Public Transit and Urban Form
- Strong support from many for using higher fuel costs to fund robust, safe, and clean transit; comparisons to Tokyo/NYC.
- Others argue most California metros are low‑density and car‑oriented, making transit unviable without massive, long‑term rezoning and redevelopment.
- Proposals include ending single‑family zoning, upzoning around transit, and government purchase of low‑density land; skepticism about feasibility and rural relevance.
Taxes, Externalities, and Policy Design
- Repeated theme: internalizing externalities (CO2, health impacts, pollution) via fuel standards, carbon pricing, or “sin taxes” (parallels to cigarettes and sugary drinks).
- Counter‑view: once you start taxing every negative externality (sugar, electricity, etc.) you risk runaway complexity and higher cost of living; some urge instead lowering taxes and improving government efficiency.
- Concern that fuel taxes can create perverse incentives for states to keep gasoline use high to preserve revenue.
- Suggestions for more targeted schemes: odometer×weight taxes (including for EVs), or taxes tied to electricity pollution.
Electricity Costs, Power, and Utilities
- Tension noted between discouraging gasoline and California’s very high electricity prices, which can undermine EV economics.
- Explanations offered: wildfire‑driven grid hardening (burying lines), historic utility mismanagement, and costly nuclear decisions.

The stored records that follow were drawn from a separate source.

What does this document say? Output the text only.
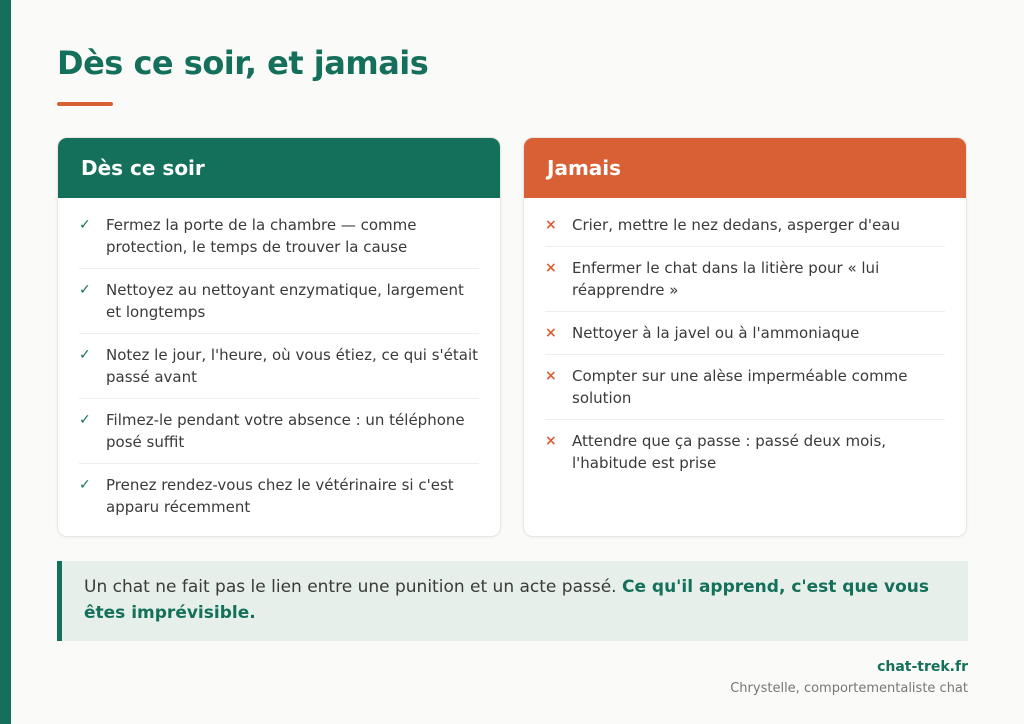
Dès ce soir, et jamais
Dès ce soir
✓	Fermez la porte de la chambre — comme protection, le temps de trouver la cause
✓	Nettoyez au nettoyant enzymatique, largement et longtemps
✓	Notez le jour, l'heure, où vous étiez, ce qui s'était passé avant
✓	Filmez-le pendant votre absence : un téléphone posé suffit
✓	Prenez rendez-vous chez le vétérinaire si c'est apparu récemment
Jamais
×	Crier, mettre le nez dedans, asperger d'eau
×	Enfermer le chat dans la litière pour « lui réapprendre »
×	Nettoyer à la javel ou à l'ammoniaque
×	Compter sur une alèse imperméable comme solution
×	Attendre que ça passe : passé deux mois, l'habitude est prise
Un chat ne fait pas le lien entre une punition et un acte passé. Ce qu'il apprend, c'est que vous êtes imprévisible.
chat-trek.fr
Chrystelle, comportementaliste chat
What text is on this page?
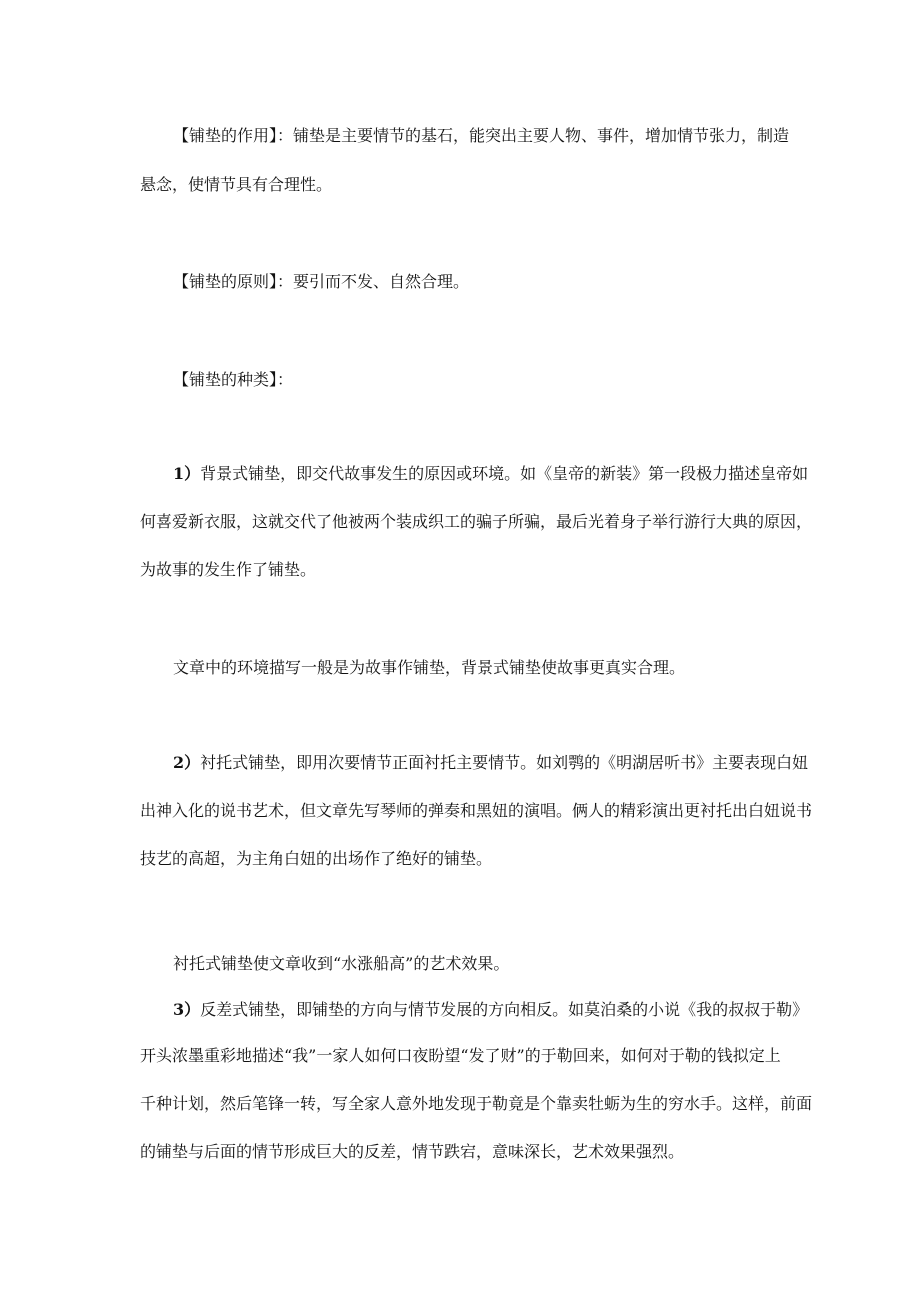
【铺垫的作用】：铺垫是主要情节的基石，能突出主要人物、事件，增加情节张力，制造
悬念，使情节具有合理性。
【铺垫的原则】：要引而不发、自然合理。
【铺垫的种类】：
1）背景式铺垫，即交代故事发生的原因或环境。如《皇帝的新装》第一段极力描述皇帝如
何喜爱新衣服，这就交代了他被两个装成织工的骗子所骗，最后光着身子举行游行大典的原因，
为故事的发生作了铺垫。
文章中的环境描写一般是为故事作铺垫，背景式铺垫使故事更真实合理。
2）衬托式铺垫，即用次要情节正面衬托主要情节。如刘鹗的《明湖居听书》主要表现白妞
出神入化的说书艺术，但文章先写琴师的弹奏和黑妞的演唱。俩人的精彩演出更衬托出白妞说书
技艺的高超，为主角白妞的出场作了绝好的铺垫。
衬托式铺垫使文章收到“水涨船高”的艺术效果。
3）反差式铺垫，即铺垫的方向与情节发展的方向相反。如莫泊桑的小说《我的叔叔于勒》
开头浓墨重彩地描述“我”一家人如何口夜盼望“发了财”的于勒回来，如何对于勒的钱拟定上
千种计划，然后笔锋一转，写全家人意外地发现于勒竟是个靠卖牡蛎为生的穷水手。这样，前面
的铺垫与后面的情节形成巨大的反差，情节跌宕，意味深长，艺术效果强烈。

- Some advocate heavy nuclear investment and even socializing utilities; others argue nuclear is uneconomical and would slow a solar/battery‑driven transition.
Health, Environment, and Long-Term Benefits
- Cited analyses (e.g., Clean Air Act) claim pollution controls’ benefits dwarf costs; participants expect similar health gains from tighter fuel standards.
- Air quality improvements are valued, especially in smog‑prone basins like Los Angeles, though some note US gains partly came from offshoring dirty industry.
Information Quality and Uncertainty
- Multiple comments state the “$0.65/gal” figure is speculative, not a formal tax, and rooted in assumptions about how refineries respond to the new fuel standard.
- Overall impact on prices, driving behavior, EV adoption, and transit use is viewed as significant but quantitatively unclear.